Робби нахмурился и вздыхает.

— Конечно, ерунда. Пустяки. Пустяки, ерунда — это же твои любимые слова, Элис.

— Робби! — холодно обрывает Элис, ее лицо пылает от гнева. — Если тебе не нравится мой образ мыслей, мой образ жизни, то что ты тогда тут делаешь? А, Робби? Что ты тут делаешь?

— Я не говорил, что мне не нравится твой образ мыслей и твой образ жизни. Просто я думаю, что ты нарочно откидываешь от себя все эмоциональное, это такой способ защиты. Бравада.

— Что? — Она вскакивает с кровати и подбоченивается. На ней — белая пижама, глаза блестят гневом. Элис кажется опасной и одновременно беззащитной. Она качает головой и горько улыбается. — О чем ты, Робби? О чем ты говоришь?

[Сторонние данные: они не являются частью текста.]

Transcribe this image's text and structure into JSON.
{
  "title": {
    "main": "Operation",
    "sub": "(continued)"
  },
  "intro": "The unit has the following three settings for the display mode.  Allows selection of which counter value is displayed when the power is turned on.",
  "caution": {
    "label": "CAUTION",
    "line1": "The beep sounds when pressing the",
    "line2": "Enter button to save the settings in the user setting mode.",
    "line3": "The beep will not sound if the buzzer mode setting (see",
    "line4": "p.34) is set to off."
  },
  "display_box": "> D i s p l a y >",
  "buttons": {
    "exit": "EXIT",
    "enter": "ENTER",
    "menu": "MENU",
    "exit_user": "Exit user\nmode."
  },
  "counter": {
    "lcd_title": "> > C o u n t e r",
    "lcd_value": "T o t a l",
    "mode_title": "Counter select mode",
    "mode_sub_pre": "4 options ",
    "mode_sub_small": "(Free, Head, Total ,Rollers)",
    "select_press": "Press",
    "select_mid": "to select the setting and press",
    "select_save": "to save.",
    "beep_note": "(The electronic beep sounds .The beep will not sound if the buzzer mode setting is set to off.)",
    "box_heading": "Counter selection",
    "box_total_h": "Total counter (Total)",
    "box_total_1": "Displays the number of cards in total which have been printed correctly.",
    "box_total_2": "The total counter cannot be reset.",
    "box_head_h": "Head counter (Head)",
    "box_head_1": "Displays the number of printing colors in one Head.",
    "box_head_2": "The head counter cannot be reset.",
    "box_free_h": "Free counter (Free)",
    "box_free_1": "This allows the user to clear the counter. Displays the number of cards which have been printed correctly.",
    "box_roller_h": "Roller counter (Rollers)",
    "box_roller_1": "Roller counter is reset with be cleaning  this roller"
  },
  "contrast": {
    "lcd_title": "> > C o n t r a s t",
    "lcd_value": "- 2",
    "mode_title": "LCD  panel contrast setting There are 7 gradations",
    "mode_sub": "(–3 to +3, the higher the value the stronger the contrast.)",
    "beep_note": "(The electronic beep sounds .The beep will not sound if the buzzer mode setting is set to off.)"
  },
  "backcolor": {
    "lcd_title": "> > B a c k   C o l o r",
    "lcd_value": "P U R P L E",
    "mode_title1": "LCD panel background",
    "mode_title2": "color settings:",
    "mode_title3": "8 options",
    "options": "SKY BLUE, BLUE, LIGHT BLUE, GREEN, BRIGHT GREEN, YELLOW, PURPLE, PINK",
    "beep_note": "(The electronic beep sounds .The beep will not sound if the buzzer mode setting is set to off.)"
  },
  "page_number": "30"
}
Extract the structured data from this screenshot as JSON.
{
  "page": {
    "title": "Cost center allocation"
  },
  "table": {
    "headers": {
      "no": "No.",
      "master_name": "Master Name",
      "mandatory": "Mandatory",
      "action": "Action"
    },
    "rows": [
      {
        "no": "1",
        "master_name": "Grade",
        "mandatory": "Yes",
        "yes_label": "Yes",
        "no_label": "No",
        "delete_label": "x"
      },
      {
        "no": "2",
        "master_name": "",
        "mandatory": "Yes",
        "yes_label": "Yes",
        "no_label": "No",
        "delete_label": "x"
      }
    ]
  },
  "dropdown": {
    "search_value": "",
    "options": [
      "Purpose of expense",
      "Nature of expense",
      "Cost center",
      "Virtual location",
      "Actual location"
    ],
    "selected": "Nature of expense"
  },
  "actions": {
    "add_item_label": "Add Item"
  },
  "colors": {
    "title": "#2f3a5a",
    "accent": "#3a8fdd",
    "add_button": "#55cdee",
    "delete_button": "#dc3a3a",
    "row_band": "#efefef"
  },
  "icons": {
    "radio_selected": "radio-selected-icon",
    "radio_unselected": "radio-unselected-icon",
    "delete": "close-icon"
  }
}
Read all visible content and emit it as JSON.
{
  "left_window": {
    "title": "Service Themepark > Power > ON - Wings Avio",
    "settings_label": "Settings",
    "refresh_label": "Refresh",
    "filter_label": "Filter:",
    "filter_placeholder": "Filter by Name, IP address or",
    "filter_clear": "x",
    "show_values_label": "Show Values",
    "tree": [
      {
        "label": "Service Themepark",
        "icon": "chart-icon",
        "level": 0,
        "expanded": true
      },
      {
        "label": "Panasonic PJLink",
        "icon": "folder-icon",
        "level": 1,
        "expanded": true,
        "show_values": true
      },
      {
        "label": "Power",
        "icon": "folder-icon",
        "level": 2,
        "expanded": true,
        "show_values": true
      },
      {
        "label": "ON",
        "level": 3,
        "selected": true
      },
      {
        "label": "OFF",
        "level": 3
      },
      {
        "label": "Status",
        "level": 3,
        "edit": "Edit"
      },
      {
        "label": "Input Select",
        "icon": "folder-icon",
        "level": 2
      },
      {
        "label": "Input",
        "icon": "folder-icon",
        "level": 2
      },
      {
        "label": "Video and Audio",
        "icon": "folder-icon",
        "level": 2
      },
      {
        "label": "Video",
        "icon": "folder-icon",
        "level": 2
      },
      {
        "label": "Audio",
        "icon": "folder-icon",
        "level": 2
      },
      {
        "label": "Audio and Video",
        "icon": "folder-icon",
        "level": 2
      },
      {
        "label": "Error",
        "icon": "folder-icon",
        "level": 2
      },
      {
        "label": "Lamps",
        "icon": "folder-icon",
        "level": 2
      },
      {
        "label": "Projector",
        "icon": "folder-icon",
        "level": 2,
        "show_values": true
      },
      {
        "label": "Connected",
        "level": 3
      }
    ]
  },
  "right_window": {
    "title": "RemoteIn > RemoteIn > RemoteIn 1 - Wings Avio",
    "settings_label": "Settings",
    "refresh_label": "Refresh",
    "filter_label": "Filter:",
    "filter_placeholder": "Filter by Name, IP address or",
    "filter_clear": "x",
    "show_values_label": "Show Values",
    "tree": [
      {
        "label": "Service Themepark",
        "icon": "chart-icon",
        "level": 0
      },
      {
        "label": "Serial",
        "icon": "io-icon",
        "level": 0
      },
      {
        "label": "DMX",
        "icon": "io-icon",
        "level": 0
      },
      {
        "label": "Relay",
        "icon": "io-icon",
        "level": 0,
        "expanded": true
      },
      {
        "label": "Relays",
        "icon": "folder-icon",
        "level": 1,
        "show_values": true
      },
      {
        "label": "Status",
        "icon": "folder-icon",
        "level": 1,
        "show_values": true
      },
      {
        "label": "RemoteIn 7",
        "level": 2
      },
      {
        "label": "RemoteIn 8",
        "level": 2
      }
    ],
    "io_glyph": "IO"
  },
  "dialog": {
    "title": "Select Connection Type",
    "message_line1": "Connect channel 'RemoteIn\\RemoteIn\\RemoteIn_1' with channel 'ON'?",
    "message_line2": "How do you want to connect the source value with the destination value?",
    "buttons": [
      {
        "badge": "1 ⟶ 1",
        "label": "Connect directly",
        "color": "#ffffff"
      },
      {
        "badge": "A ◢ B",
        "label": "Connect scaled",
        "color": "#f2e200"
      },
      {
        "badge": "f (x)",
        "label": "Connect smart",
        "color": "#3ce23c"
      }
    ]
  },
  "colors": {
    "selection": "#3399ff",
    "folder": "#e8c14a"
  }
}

— Я говорю о тебе, Элис. О твоей семье. О твоей матери и о твоем брате. Я, например, не знаю, как зовут твоего брата. Кэтрин вообще не подозревала, что он у тебя есть. Ты не считаешь, что это немного странно? Ты ничего о нем не говорила. Ты ничего не говорила про своих родителей или про свое детство.

— А я должна, Робби? Должна только потому, что ты так считаешь? И что именно ты хочешь знать? А? Что Джо Джо — наркоманка? Ты это уже знаешь. Ты знаешь, что меня удочерили. Что я должна рассказать про своего брата? Я сама почти ничего про него не знаю. Мы росли не вместе, а потом он попал в историю и теперь сидит в тюрьме.

Я стою и смотрю на них. Мне не хватает сил уйти. У Элис есть тайны. Я хочу, чтобы Робби оставил ее в покое, но не решаюсь сказать об этом, я лишь поворачиваюсь и иду на кухню. Элис окликает меня.

— Не убегай! — холодно говорит она.

Ее тон раздражает меня, и я отвечаю ей так же холодно:

— Я никуда не убегаю. Просто собираюсь приготовить завтрак. Есть хочу.